A case in point, our particular bike seemed like it was set up for Laguna Seca circuit, which meant that on the street it was like riding a plank of wood down concrete stairs — easily remedied by easing the dampening settings. Dialled in, it provided a good measure of compliance over bumps but still the firmness and control you'd expect of a 'Sporty' motorcycle.
Who's it for
People who want a Sportier Harley, Fans of Sportsters who want more oomph.
The XR (taking vintage into account), is an offensive primitive beast of a motorcycle and certainly not for the lovers of smooth inline fours. This moto-bush-pig, shakes, grunts, snorts, gets very hot under the collar and is about a subtle as an angry bull in a porcelain shop. If after riding a few hours you aren't destroyed by the shaking and the noise, then it might be the wind blast that finally finished you off. It's grumpy when it's cold, and also when it's hot at low rpm.

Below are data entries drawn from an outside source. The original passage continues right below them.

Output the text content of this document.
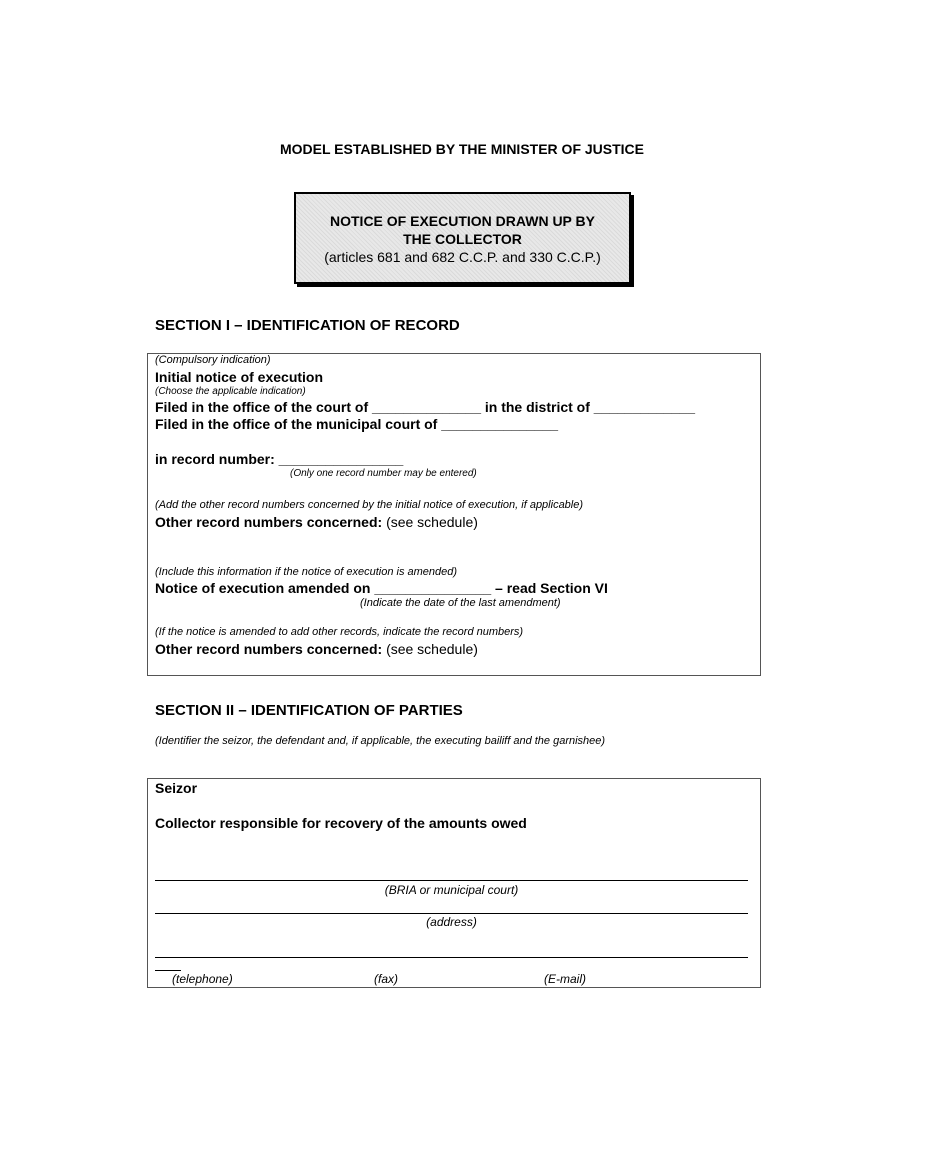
MODEL ESTABLISHED BY THE MINISTER OF JUSTICE
NOTICE OF EXECUTION DRAWN UP BY
THE COLLECTOR
(articles 681 and 682 C.C.P. and 330 C.C.P.)
SECTION I – IDENTIFICATION OF RECORD
(Compulsory indication)
Initial notice of execution
(Choose the applicable indication)
Filed in the office of the court of ______________ in the district of _____________
Filed in the office of the municipal court of _______________
in record number: ________________
(Only one record number may be entered)
(Add the other record numbers concerned by the initial notice of execution, if applicable)
Other record numbers concerned: (see schedule)
(Include this information if the notice of execution is amended)
Notice of execution amended on _______________ – read Section VI
(Indicate the date of the last amendment)
(If the notice is amended to add other records, indicate the record numbers)
Other record numbers concerned: (see schedule)
SECTION II – IDENTIFICATION OF PARTIES
(Identifier the seizor, the defendant and, if applicable, the executing bailiff and the garnishee)
Seizor
Collector responsible for recovery of the amounts owed
(BRIA or municipal court)
(address)
(telephone)	(fax)	(E-mail)
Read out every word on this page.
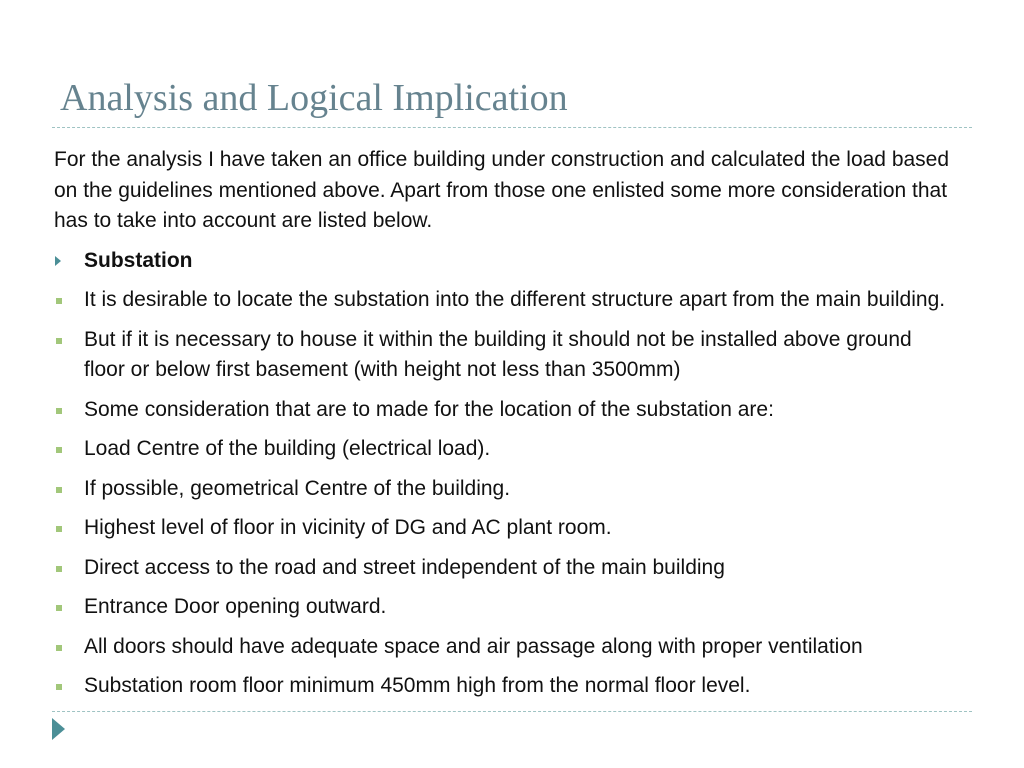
Analysis and Logical Implication

For the analysis I have taken an office building under construction and calculated the load based on the guidelines mentioned above. Apart from those one enlisted some more consideration that has to take into account are listed below.

Substation
It is desirable to locate the substation into the different structure apart from the main building.
But if it is necessary to house it within the building it should not be installed above ground floor or below first basement (with height not less than 3500mm)
Some consideration that are to made for the location of the substation are:
Load Centre of the building (electrical load).
If possible, geometrical Centre of the building.
Highest level of floor in vicinity of DG and AC plant room.
Direct access to the road and street independent of the main building
Entrance Door opening outward.
All doors should have adequate space and air passage along with proper ventilation
Substation room floor minimum 450mm high from the normal floor level.
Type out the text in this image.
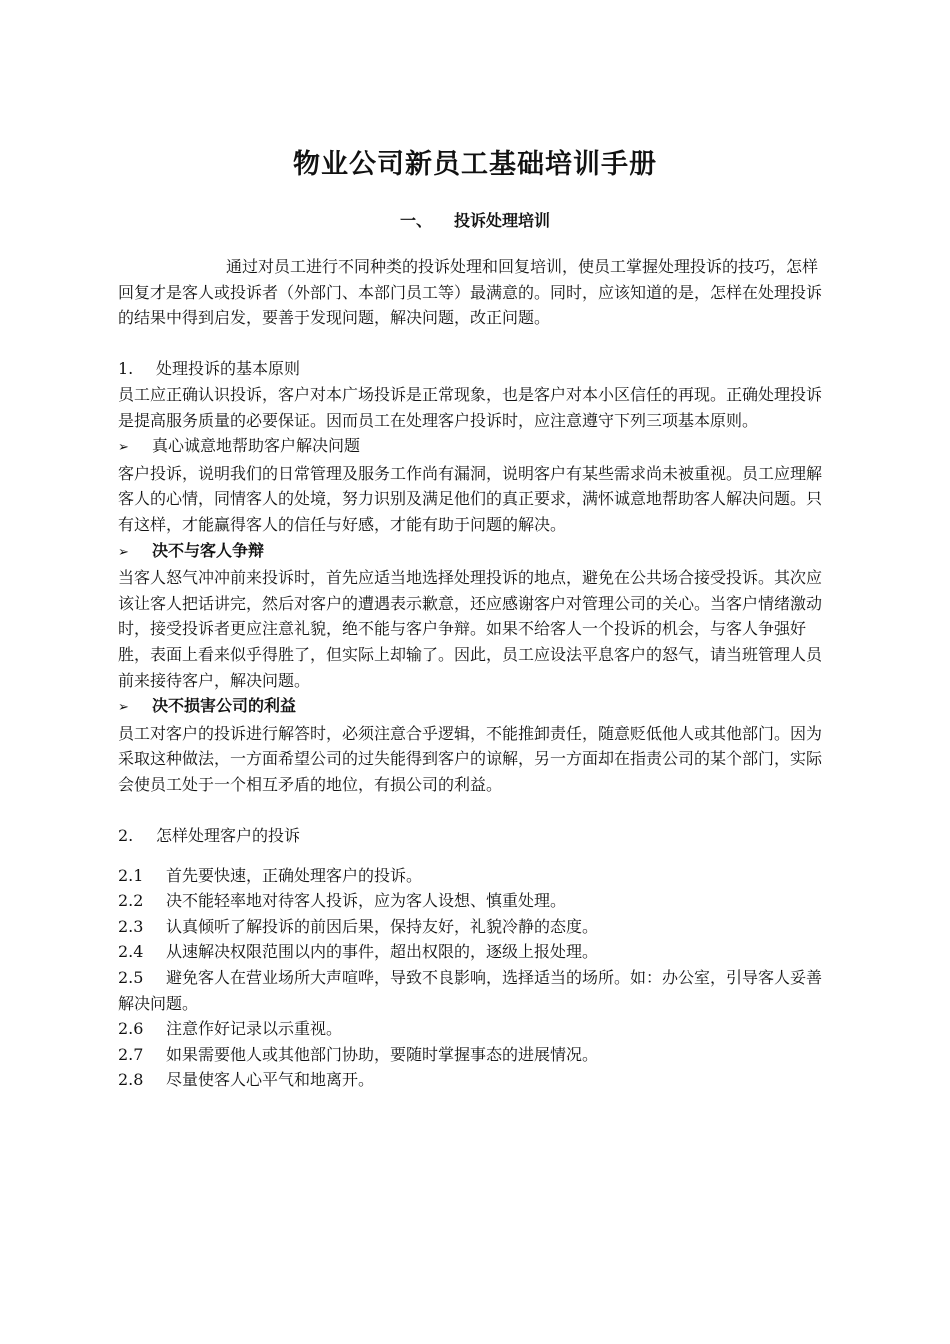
物业公司新员工基础培训手册
一、 投诉处理培训

通过对员工进行不同种类的投诉处理和回复培训，使员工掌握处理投诉的技巧，怎样回复才是客人或投诉者（外部门、本部门员工等）最满意的。同时，应该知道的是，怎样在处理投诉的结果中得到启发，要善于发现问题，解决问题，改正问题。

1. 处理投诉的基本原则

员工应正确认识投诉，客户对本广场投诉是正常现象，也是客户对本小区信任的再现。正确处理投诉是提高服务质量的必要保证。因而员工在处理客户投诉时，应注意遵守下列三项基本原则。

➢	真心诚意地帮助客户解决问题

客户投诉，说明我们的日常管理及服务工作尚有漏洞，说明客户有某些需求尚未被重视。员工应理解客人的心情，同情客人的处境，努力识别及满足他们的真正要求，满怀诚意地帮助客人解决问题。只有这样，才能赢得客人的信任与好感，才能有助于问题的解决。

➢	决不与客人争辩

当客人怒气冲冲前来投诉时，首先应适当地选择处理投诉的地点，避免在公共场合接受投诉。其次应该让客人把话讲完，然后对客户的遭遇表示歉意，还应感谢客户对管理公司的关心。当客户情绪激动时，接受投诉者更应注意礼貌，绝不能与客户争辩。如果不给客人一个投诉的机会，与客人争强好胜，表面上看来似乎得胜了，但实际上却输了。因此，员工应设法平息客户的怒气，请当班管理人员前来接待客户，解决问题。

➢	决不损害公司的利益

员工对客户的投诉进行解答时，必须注意合乎逻辑，不能推卸责任，随意贬低他人或其他部门。因为采取这种做法，一方面希望公司的过失能得到客户的谅解，另一方面却在指责公司的某个部门，实际会使员工处于一个相互矛盾的地位，有损公司的利益。

2. 怎样处理客户的投诉

2.1	首先要快速，正确处理客户的投诉。
2.2	决不能轻率地对待客人投诉，应为客人设想、慎重处理。
2.3	认真倾听了解投诉的前因后果，保持友好，礼貌冷静的态度。
2.4	从速解决权限范围以内的事件，超出权限的，逐级上报处理。

2.5 避免客人在营业场所大声喧哗，导致不良影响，选择适当的场所。如：办公室，引导客人妥善解决问题。

2.6	注意作好记录以示重视。
2.7	如果需要他人或其他部门协助，要随时掌握事态的进展情况。
2.8	尽量使客人心平气和地离开。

The ergonomics of the stock seat will have you begging for mercy within two hours, and you might want to get some fireproof jeans for your right leg as the exhaust doubles as a chicken rotisserie. The XR is an angry bronze-age tractor that's as heavy as a small car with go-fast bits on it.
That said, it's easily one of the most fun machines I've had the pleasure of riding — a visceral experience to the core that will have you buzzing hours after dismounting. Its eccentricities make you want to know it more and ride more. Cracking open the throttle feeling it surge at 4,000rpm to its redline of 7,000 and you're onboard a P52 mustang fighter plane in a dive. It sounds proper sublime and simultaneously unmerciful.
The sound and presence of the XR are the highlights for me. In the end, I think it's more of a muscle bike than a sports bike, much like the Mustangs and Chargers of the old Days — more grunt and engine sound than outright performance. Of all bikes I've owned, this one gets the most attention (if that's important to you).
It's a menacing and unique bike that any enthusiast or collector should start taking seriously before they are all gone.
It's a polarising machine which you'll likely love or hate. Or perhaps like me, grow to love it over time.
Specifics of the bike we're writing about:
2010 Harley Davidson XR1200X
- Vance & Hines Black Widow competition pipes
- Screaming Eagle Pro tuner with Dyno Tune
- K&N Air Intake
- and Plenty of other knick-knacks that make it look cool but no performance differences.